There is a lot of free parking at the weekend only


----------



## mollmagee (Jun 15, 2006)

i seem to recall they have moved it, or was that smithfield.

cabby[/quote]they moved convent garden fruit market to nine elms years ago,pity i used to go there for a drink when coming home from nite shift.any ? about london ask a jock :lol: :roll:


----------



## IanA (Oct 30, 2010)

Having paid £16 for two hours car parking close to Drury Lane last year, this sounds like a good idea - pity it isn't weekdays too.


----------



## HeatherChloe (Oct 18, 2009)

Parking is free from 6.30pm to 8.30am. Parking is also free on Sundays. 

However, parking spaces are taken very very quickly. Best to arrive just before 6.30pm and pay for say half an hour, and then just stay in the spot once the parking restriction ends. 

You have to fit into a space, so you'd need a van of 6m or less. Big vans won't be very good. 

Also, if you were planning to sleep in your van, best to find a side road. Also best if you don'd draw attention to yourself as there can be a lot of drunk people in the area and there are also a lot of homeless people.


----------



## cypsygal (Dec 19, 2009)

Last January ( 11) we spotted more than one motorhome in Covent Garden area, Everyone complains about van parking in the UK, but I reckon this is a great privelege -it's not such a bad place to be!!


----------



## HeatherChloe (Oct 18, 2009)

cypsygal said:


> Last January ( 11) we spotted more than one motorhome in Covent Garden area, Everyone complains about van parking in the UK, but I reckon this is a great privelege -it's not such a bad place to be!!

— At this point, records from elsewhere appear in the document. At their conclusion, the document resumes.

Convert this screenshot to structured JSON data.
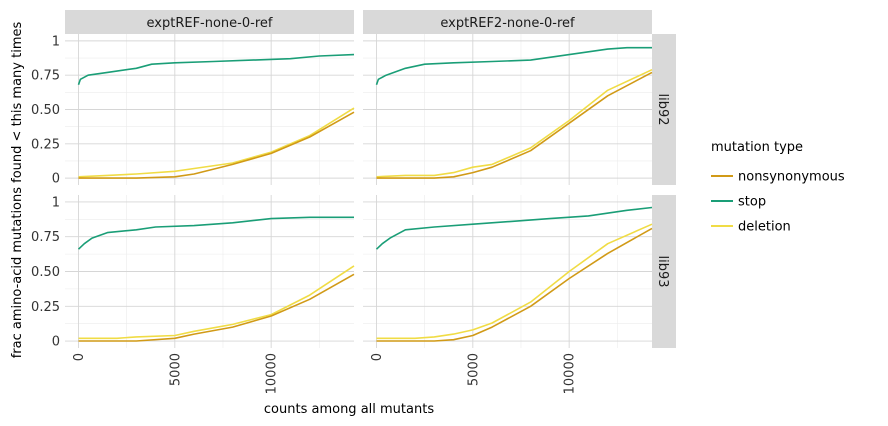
{
  "chart_data": {
    "type": "line",
    "xlabel": "counts among all mutants",
    "ylabel": "frac amino-acid mutations found < this many times",
    "xlim": [
      -700,
      14300
    ],
    "ylim": [
      -0.05,
      1.05
    ],
    "x_ticks": [
      0,
      5000,
      10000
    ],
    "y_ticks": [
      0,
      0.25,
      0.5,
      0.75,
      1
    ],
    "y_tick_labels": [
      "0",
      "0.25",
      "0.50",
      "0.75",
      "1"
    ],
    "grid": true,
    "legend": {
      "title": "mutation type",
      "position": "right",
      "entries": [
        {
          "name": "nonsynonymous",
          "color": "#d19a17"
        },
        {
          "name": "stop",
          "color": "#1a9e77"
        },
        {
          "name": "deletion",
          "color": "#f0dc45"
        }
      ]
    },
    "col_facets": [
      "exptREF-none-0-ref",
      "exptREF2-none-0-ref"
    ],
    "row_facets": [
      "lib92",
      "lib93"
    ],
    "panels": [
      {
        "col": 0,
        "row": 0,
        "series": [
          {
            "name": "nonsynonymous",
            "points": [
              [
                0,
                0
              ],
              [
                3000,
                0
              ],
              [
                5000,
                0.01
              ],
              [
                6000,
                0.03
              ],
              [
                8000,
                0.1
              ],
              [
                10000,
                0.18
              ],
              [
                12000,
                0.3
              ],
              [
                14300,
                0.48
              ]
            ]
          },
          {
            "name": "stop",
            "points": [
              [
                0,
                0.68
              ],
              [
                100,
                0.72
              ],
              [
                500,
                0.75
              ],
              [
                1500,
                0.77
              ],
              [
                3000,
                0.8
              ],
              [
                3800,
                0.83
              ],
              [
                5000,
                0.84
              ],
              [
                7000,
                0.85
              ],
              [
                9000,
                0.86
              ],
              [
                11000,
                0.87
              ],
              [
                12500,
                0.89
              ],
              [
                14300,
                0.9
              ]
            ]
          },
          {
            "name": "deletion",
            "points": [
              [
                0,
                0.01
              ],
              [
                1500,
                0.02
              ],
              [
                3000,
                0.03
              ],
              [
                5000,
                0.05
              ],
              [
                6000,
                0.07
              ],
              [
                8000,
                0.11
              ],
              [
                10000,
                0.19
              ],
              [
                12000,
                0.31
              ],
              [
                14300,
                0.51
              ]
            ]
          }
        ]
      },
      {
        "col": 1,
        "row": 0,
        "series": [
          {
            "name": "nonsynonymous",
            "points": [
              [
                0,
                0
              ],
              [
                3000,
                0
              ],
              [
                4000,
                0.01
              ],
              [
                5000,
                0.04
              ],
              [
                6000,
                0.08
              ],
              [
                8000,
                0.2
              ],
              [
                10000,
                0.4
              ],
              [
                12000,
                0.6
              ],
              [
                14300,
                0.77
              ]
            ]
          },
          {
            "name": "stop",
            "points": [
              [
                0,
                0.68
              ],
              [
                100,
                0.72
              ],
              [
                500,
                0.75
              ],
              [
                1500,
                0.8
              ],
              [
                2500,
                0.83
              ],
              [
                4000,
                0.84
              ],
              [
                6000,
                0.85
              ],
              [
                8000,
                0.86
              ],
              [
                10000,
                0.9
              ],
              [
                12000,
                0.94
              ],
              [
                13000,
                0.95
              ],
              [
                14300,
                0.95
              ]
            ]
          },
          {
            "name": "deletion",
            "points": [
              [
                0,
                0.01
              ],
              [
                1500,
                0.02
              ],
              [
                3000,
                0.02
              ],
              [
                4000,
                0.04
              ],
              [
                5000,
                0.08
              ],
              [
                6000,
                0.1
              ],
              [
                8000,
                0.22
              ],
              [
                10000,
                0.42
              ],
              [
                12000,
                0.64
              ],
              [
                14300,
                0.79
              ]
            ]
          }
        ]
      },
      {
        "col": 0,
        "row": 1,
        "series": [
          {
            "name": "nonsynonymous",
            "points": [
              [
                0,
                0
              ],
              [
                3000,
                0
              ],
              [
                5000,
                0.02
              ],
              [
                6000,
                0.05
              ],
              [
                8000,
                0.1
              ],
              [
                10000,
                0.18
              ],
              [
                12000,
                0.3
              ],
              [
                14300,
                0.48
              ]
            ]
          },
          {
            "name": "stop",
            "points": [
              [
                0,
                0.66
              ],
              [
                300,
                0.7
              ],
              [
                700,
                0.74
              ],
              [
                1500,
                0.78
              ],
              [
                3000,
                0.8
              ],
              [
                4000,
                0.82
              ],
              [
                6000,
                0.83
              ],
              [
                8000,
                0.85
              ],
              [
                10000,
                0.88
              ],
              [
                12000,
                0.89
              ],
              [
                14300,
                0.89
              ]
            ]
          },
          {
            "name": "deletion",
            "points": [
              [
                0,
                0.02
              ],
              [
                2000,
                0.02
              ],
              [
                3000,
                0.03
              ],
              [
                5000,
                0.04
              ],
              [
                6000,
                0.07
              ],
              [
                8000,
                0.12
              ],
              [
                10000,
                0.19
              ],
              [
                12000,
                0.33
              ],
              [
                14300,
                0.54
              ]
            ]
          }
        ]
      },
      {
        "col": 1,
        "row": 1,
        "series": [
          {
            "name": "nonsynonymous",
            "points": [
              [
                0,
                0
              ],
              [
                3000,
                0
              ],
              [
                4000,
                0.01
              ],
              [
                5000,
                0.04
              ],
              [
                6000,
                0.1
              ],
              [
                8000,
                0.25
              ],
              [
                10000,
                0.45
              ],
              [
                12000,
                0.63
              ],
              [
                14300,
                0.81
              ]
            ]
          },
          {
            "name": "stop",
            "points": [
              [
                0,
                0.66
              ],
              [
                300,
                0.7
              ],
              [
                700,
                0.74
              ],
              [
                1500,
                0.8
              ],
              [
                3000,
                0.82
              ],
              [
                5000,
                0.84
              ],
              [
                7000,
                0.86
              ],
              [
                9000,
                0.88
              ],
              [
                11000,
                0.9
              ],
              [
                13000,
                0.94
              ],
              [
                14300,
                0.96
              ]
            ]
          },
          {
            "name": "deletion",
            "points": [
              [
                0,
                0.02
              ],
              [
                2000,
                0.02
              ],
              [
                3000,
                0.03
              ],
              [
                4000,
                0.05
              ],
              [
                5000,
                0.08
              ],
              [
                6000,
                0.13
              ],
              [
                8000,
                0.28
              ],
              [
                10000,
                0.5
              ],
              [
                12000,
                0.7
              ],
              [
                14300,
                0.84
              ]
            ]
          }
        ]
      }
    ]
  }
}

You probably saw my van, as it is parked there all the time in residents' parking.

I rarely see any other vans, but on occasions (usually a Saturday night) I have seen vans - but probably on THREE occasions in the last 2 years?

And with an early morning dog walk on a Sunday morning, I would usually see a van if there is one the vicinity.

The parking attendants in the area are familiar with my van and know who I am.


----------